As the article in the NY Times today starts out, "Outdoor art isn't what it used to be." With the introduction of installation art in the 70s,  traditional monuments have nearly gone extinct and have been replaced by the more broad term "public art sculpture". The purpose has changed and most commissions are no longer created to memorialize or celebrate a person or event. How many times have you walked around (especially in large metropolitan areas) and run smack into a seemingly random object (usually oversized about 10x larger than life – at the very least), like an oversized spider, a huge car, a gigantic picnic table or Hello Kitty?

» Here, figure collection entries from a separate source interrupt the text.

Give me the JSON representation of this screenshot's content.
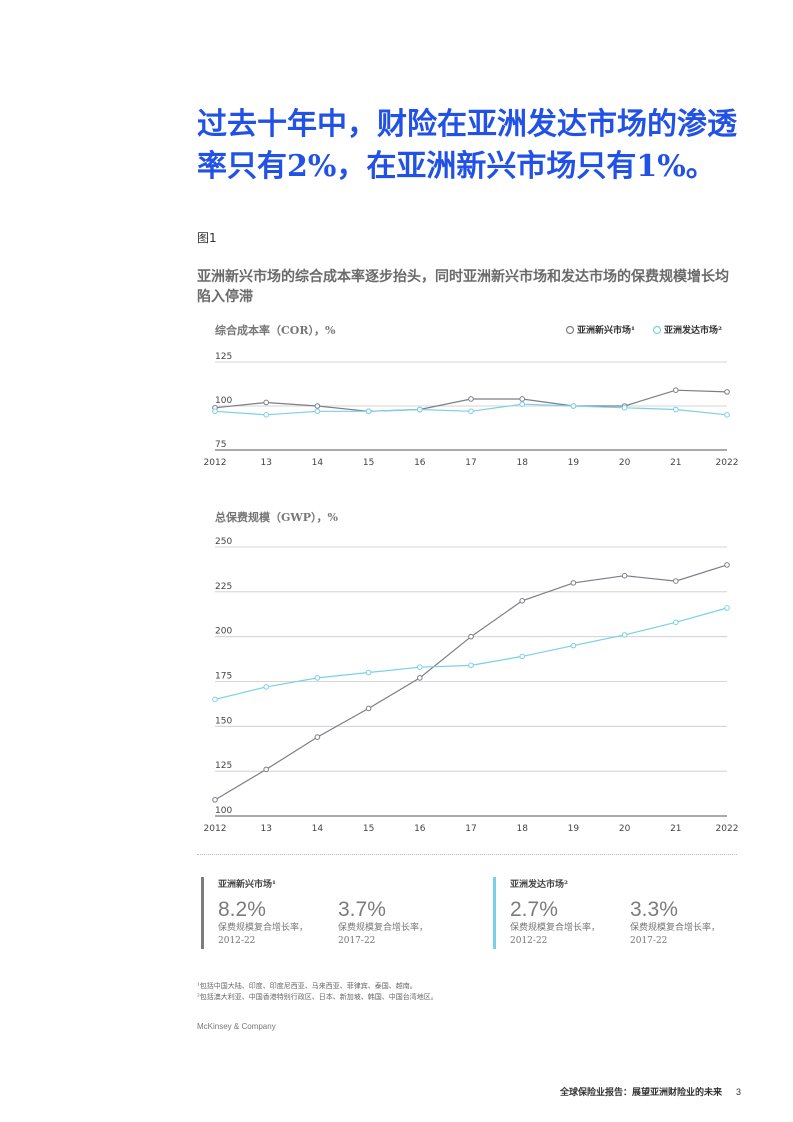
{
  "headline": "过去十年中，财险在亚洲发达市场的渗透率只有2%，在亚洲新兴市场只有1%。",
  "figure_label": "图1",
  "subtitle": "亚洲新兴市场的综合成本率逐步抬头，同时亚洲新兴市场和发达市场的保费规模增长均陷入停滞",
  "colors": {
    "headline": "#2251e6",
    "emerging": "#7b7e85",
    "developed": "#7ad0ea"
  },
  "chart_data": [
    {
      "type": "line",
      "ylabel": "综合成本率（COR），%",
      "x": [
        "2012",
        "13",
        "14",
        "15",
        "16",
        "17",
        "18",
        "19",
        "20",
        "21",
        "2022"
      ],
      "ylim": [
        75,
        125
      ],
      "yticks": [
        "125",
        "100",
        "75"
      ],
      "legend": {
        "placement": "top-right",
        "entries": [
          "亚洲新兴市场¹",
          "亚洲发达市场²"
        ]
      },
      "series": [
        {
          "name": "亚洲新兴市场¹",
          "values": [
            99,
            102,
            100,
            97,
            98,
            104,
            104,
            100,
            100,
            109,
            108
          ]
        },
        {
          "name": "亚洲发达市场²",
          "values": [
            97,
            95,
            97,
            97,
            98,
            97,
            101,
            100,
            99,
            98,
            95
          ]
        }
      ]
    },
    {
      "type": "line",
      "ylabel": "总保费规模（GWP），%",
      "x": [
        "2012",
        "13",
        "14",
        "15",
        "16",
        "17",
        "18",
        "19",
        "20",
        "21",
        "2022"
      ],
      "ylim": [
        100,
        250
      ],
      "yticks": [
        "250",
        "225",
        "200",
        "175",
        "150",
        "125",
        "100"
      ],
      "series": [
        {
          "name": "亚洲新兴市场¹",
          "values": [
            109,
            126,
            144,
            160,
            177,
            200,
            220,
            230,
            234,
            231,
            240
          ]
        },
        {
          "name": "亚洲发达市场²",
          "values": [
            165,
            172,
            177,
            180,
            183,
            184,
            189,
            195,
            201,
            208,
            216
          ]
        }
      ]
    }
  ],
  "stats": {
    "emerging": {
      "heading": "亚洲新兴市场¹",
      "items": [
        {
          "value": "8.2%",
          "desc1": "保费规模复合增长率，",
          "desc2": "2012-22"
        },
        {
          "value": "3.7%",
          "desc1": "保费规模复合增长率，",
          "desc2": "2017-22"
        }
      ]
    },
    "developed": {
      "heading": "亚洲发达市场²",
      "items": [
        {
          "value": "2.7%",
          "desc1": "保费规模复合增长率，",
          "desc2": "2012-22"
        },
        {
          "value": "3.3%",
          "desc1": "保费规模复合增长率，",
          "desc2": "2017-22"
        }
      ]
    }
  },
  "notes": [
    "¹包括中国大陆、印度、印度尼西亚、马来西亚、菲律宾、泰国、越南。",
    "²包括澳大利亚、中国香港特别行政区、日本、新加坡、韩国、中国台湾地区。"
  ],
  "brand": "McKinsey & Company",
  "footer": {
    "text": "全球保险业报告：展望亚洲财险业的未来",
    "page": "3"
  }
}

Sometimes they're amusing, other times they act as great backgrounds in tourists' photos. The more permanent "monument installations" such as Claes Oldengurg's oversized replicas of simple, everyday objects (clothespin, typewriter eraser, etc) are shocking at first and with repetitive exposure become just as familiar and unnoticed as the skyscrapers they attempt to enliven. I think more people took pictures next to Takashi Murakami's installation piece of three massive bronze spiders than they did with the classical popular Prometheus at the Rockefeller Center Plaza.

So what does it all mean?

Will there ever be a return to the "good ole' traditional monuments" of highly ranked and good-postured men on horses looking off into the distance? Will our children know about Prometheus and general William Tecumseh Sherman? (say who?!??)

I'll say one much as one can say that I'm desensitized to the temporary, site-specific oddities (in the good sense of the word) springing up around the city here and there, they're still great eye candy that turns my head and makes me, well, smile and feel a little warm all over. I don't know what it all means. We'll just have to wait for post-post-postmodernism to find our answer.